18 猫と南瓜

 むかし、猫が好きで好きでたまらないじじがいたったんだど。そこではブチ猫で「ブッコ」という名前の猫を飼っていたんだど。
 ある日、じじが囲炉裡ばたで背中をあぶっていると、うしろでことっことっという音がしたんだど。振り返ってみると、ブッコが戸棚の戸あけて盗(ぬす)食(く)らいをしていたんだど。んだもんだから、じじが「ブッコ、お前、盗食らいしたなが」て言ったんただど。そしたら、ブッコは何を思ったか、じじの背中を思い切りかっちゃいで逃げて行ったんだど。じじはあがに可愛がっていたのに、なんでこがなことすんなだべと言って、すごく怒ったんだど。
 そしてブッコを殺して土堤に捨ててしまったんだど。
 春になって、種子も埋めない土堤から南瓜が出てきたんだど。村の者は不思議がって、そこを掘ってみたんだど。そしたら南瓜の芽はブッコの目から出ていたんだど。
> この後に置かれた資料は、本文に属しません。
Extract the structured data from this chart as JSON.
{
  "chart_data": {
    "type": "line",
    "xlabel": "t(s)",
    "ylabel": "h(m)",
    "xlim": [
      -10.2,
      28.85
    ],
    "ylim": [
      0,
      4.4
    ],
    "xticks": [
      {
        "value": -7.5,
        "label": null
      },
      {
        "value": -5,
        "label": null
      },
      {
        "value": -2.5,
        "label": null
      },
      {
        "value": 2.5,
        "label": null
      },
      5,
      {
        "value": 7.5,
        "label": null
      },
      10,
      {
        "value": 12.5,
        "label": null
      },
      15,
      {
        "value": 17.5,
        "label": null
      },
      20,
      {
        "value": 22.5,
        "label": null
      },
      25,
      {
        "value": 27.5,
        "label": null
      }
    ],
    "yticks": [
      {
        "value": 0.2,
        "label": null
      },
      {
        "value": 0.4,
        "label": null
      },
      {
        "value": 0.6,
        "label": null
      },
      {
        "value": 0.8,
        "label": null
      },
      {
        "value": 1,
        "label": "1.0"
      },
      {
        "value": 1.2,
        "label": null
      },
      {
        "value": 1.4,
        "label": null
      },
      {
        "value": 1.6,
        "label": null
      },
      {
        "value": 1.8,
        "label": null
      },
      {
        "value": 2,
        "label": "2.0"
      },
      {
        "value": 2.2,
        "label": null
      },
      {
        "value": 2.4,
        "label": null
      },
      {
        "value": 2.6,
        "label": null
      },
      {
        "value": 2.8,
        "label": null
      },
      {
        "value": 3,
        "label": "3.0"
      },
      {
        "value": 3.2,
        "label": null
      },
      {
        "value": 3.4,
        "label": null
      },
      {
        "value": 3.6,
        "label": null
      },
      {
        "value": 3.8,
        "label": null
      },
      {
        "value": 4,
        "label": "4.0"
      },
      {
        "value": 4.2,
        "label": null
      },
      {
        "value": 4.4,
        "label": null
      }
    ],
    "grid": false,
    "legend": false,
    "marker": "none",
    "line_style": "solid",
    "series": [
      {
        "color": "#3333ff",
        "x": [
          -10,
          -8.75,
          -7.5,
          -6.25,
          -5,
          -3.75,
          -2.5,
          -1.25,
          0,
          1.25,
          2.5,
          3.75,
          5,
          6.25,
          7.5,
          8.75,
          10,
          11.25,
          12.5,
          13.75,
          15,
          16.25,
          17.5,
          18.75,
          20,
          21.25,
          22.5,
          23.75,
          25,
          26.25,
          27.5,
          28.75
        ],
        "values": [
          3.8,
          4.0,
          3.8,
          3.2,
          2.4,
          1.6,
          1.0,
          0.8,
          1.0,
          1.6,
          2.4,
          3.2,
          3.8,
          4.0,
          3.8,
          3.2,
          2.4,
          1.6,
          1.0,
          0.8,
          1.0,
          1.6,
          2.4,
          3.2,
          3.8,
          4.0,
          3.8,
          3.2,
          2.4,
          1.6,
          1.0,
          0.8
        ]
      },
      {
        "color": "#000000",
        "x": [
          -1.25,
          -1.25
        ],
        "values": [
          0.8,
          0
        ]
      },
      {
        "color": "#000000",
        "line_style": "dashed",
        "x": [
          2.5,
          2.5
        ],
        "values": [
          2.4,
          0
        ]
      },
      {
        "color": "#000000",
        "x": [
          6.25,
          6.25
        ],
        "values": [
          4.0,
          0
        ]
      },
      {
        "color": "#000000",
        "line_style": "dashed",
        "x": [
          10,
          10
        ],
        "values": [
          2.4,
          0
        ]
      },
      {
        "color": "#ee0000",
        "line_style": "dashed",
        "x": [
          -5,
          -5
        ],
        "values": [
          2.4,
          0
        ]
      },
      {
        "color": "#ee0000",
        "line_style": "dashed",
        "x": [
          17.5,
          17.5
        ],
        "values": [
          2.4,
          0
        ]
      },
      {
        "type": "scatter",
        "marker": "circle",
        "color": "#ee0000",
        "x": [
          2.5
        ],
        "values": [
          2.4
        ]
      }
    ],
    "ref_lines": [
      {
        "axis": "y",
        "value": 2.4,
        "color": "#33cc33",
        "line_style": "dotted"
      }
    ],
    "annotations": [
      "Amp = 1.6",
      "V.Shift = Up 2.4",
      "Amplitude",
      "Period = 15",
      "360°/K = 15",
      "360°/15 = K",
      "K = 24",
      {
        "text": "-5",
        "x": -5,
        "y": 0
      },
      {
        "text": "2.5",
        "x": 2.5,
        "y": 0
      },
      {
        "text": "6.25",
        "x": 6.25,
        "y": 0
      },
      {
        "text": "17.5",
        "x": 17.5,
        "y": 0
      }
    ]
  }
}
それでブッコを神おろしにかけてみたんだど。ブッコの言うには、
「じじは、おれが戸棚を開けて盗食らいをしていたのを怒ったので、じじの背中をかっちゃいたら、おれを殺したので、南瓜に化けて、じじに食べさせ殺そうと思ったんだ」と言ったんだど。
 だから猫はいくらかわいがっても魔物だというんだど。